白人警官による黒人暴行死事件を端緒とした全米での抗議デモと暴動が収まらない。1960年代の公民権運動に匹敵する規模といわれ、英国など欧州へもデモが波及している。

きっかけとなった事件は5月25日に起こった。米中西部ミネソタ州ミネアポリスで偽札を使った疑いで逮捕された黒人のジョージ・フロイド氏(46)に対し、白人警官が首を膝で地面に押さえつけ、死亡させたものだ。フロイドさんが 「I can’t breathe(息ができない)」と訴える姿を居合わせた市民が撮影し、SNS(交流サイト)で拡散。瞬く間に全米各地での抗議デモにつながった。

一部のデモ隊が暴徒化し、店舗からの略奪や放火も発生。首都ワシントンやニューヨークなど多くの都市で一時、夜間外出禁止令が発令され、州兵も動員された。ドナルド・トランプ大統領は「略奪が始まれば銃撃も始まる」とツイッターに投稿、連邦軍動員の意向を示すなど強硬姿勢を鮮明にし、アメリカ社会の分断が深まっている。

こうしたデモ拡大の背景やトランプ氏の強硬姿勢の狙い、11月のアメリカ大統領選への影響などについて、アメリカ政治が専門の久保文明・東京大学教授に聞いた。

慢性的な事件頻発に黒人の怒りが爆発

――今回のデモ拡大の背景についてはどう見ていますか。

きっかけとなった事件は、映像がはっきりと残っており衝撃的なものだった。ただ、このような事件は初めてというわけではなく、例えば2014年にミズーリ州のファーガソンで発生した白人警官による黒人青年の射殺事件の際にも同様に黒人の抗議運動が起きた。かなりさかのぼれば、1992年の「ロサンゼルス暴動」も警官による黒人への暴行がきっかけだ。

つまり、こうした事件はアメリカで慢性的に頻発しており、いつになったら状況が変わるのか、という黒人たちの怒りとフラストレーションが爆発した形といえる。
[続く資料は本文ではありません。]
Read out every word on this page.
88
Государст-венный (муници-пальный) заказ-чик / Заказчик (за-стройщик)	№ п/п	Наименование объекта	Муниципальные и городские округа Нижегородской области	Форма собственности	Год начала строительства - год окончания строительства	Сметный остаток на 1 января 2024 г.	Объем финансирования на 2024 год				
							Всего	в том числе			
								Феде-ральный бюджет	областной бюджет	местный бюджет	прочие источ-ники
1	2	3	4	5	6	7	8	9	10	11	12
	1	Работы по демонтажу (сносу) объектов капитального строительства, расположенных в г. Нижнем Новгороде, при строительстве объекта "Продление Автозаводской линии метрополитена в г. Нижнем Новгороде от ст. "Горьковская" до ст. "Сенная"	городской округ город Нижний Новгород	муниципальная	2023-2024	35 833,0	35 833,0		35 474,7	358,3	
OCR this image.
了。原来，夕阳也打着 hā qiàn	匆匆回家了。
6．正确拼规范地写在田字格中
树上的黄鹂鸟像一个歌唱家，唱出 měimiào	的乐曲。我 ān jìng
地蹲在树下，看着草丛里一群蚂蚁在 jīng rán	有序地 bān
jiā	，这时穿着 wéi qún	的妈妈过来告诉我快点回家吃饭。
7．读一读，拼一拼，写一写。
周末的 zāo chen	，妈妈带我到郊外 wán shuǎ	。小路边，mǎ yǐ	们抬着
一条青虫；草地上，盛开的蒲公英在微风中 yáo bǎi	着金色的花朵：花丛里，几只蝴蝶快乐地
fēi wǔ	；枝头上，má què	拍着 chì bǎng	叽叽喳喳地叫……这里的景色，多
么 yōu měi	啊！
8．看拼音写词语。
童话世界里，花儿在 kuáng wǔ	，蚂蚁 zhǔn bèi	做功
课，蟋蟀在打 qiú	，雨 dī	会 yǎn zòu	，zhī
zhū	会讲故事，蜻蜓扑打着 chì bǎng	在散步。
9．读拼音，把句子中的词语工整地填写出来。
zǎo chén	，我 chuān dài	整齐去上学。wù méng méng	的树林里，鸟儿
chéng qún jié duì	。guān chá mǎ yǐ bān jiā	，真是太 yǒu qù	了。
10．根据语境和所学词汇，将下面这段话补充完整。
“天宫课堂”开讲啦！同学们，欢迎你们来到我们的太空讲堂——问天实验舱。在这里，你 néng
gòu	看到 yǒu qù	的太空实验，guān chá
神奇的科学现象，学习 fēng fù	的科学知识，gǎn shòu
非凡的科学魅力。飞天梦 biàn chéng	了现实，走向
特に最近はみなカメラ付きのスマホを持っており、暴行のシーンをリアルに録画してSNSに発信することが容易になった。過去の事件では、報道されないことや(警察側に)否定されることも多かったが、今回のように映像で世界に発信されれば説得力が高く、否定しようがなくなる。

また、今回事件が発生したミネソタ州ミネアポリスやミズーリ州ファーガソンなどは、黒人住民の数が増えている割には黒人警官の数が少ない。黒人住民の多いワシントンDCなどはアファーマティブ・アクション(積極的差別是正措置)のような配慮で黒人の警官も多いが、そうではなく人種的なアンバランスがあると事件が起きやすいという側面がある。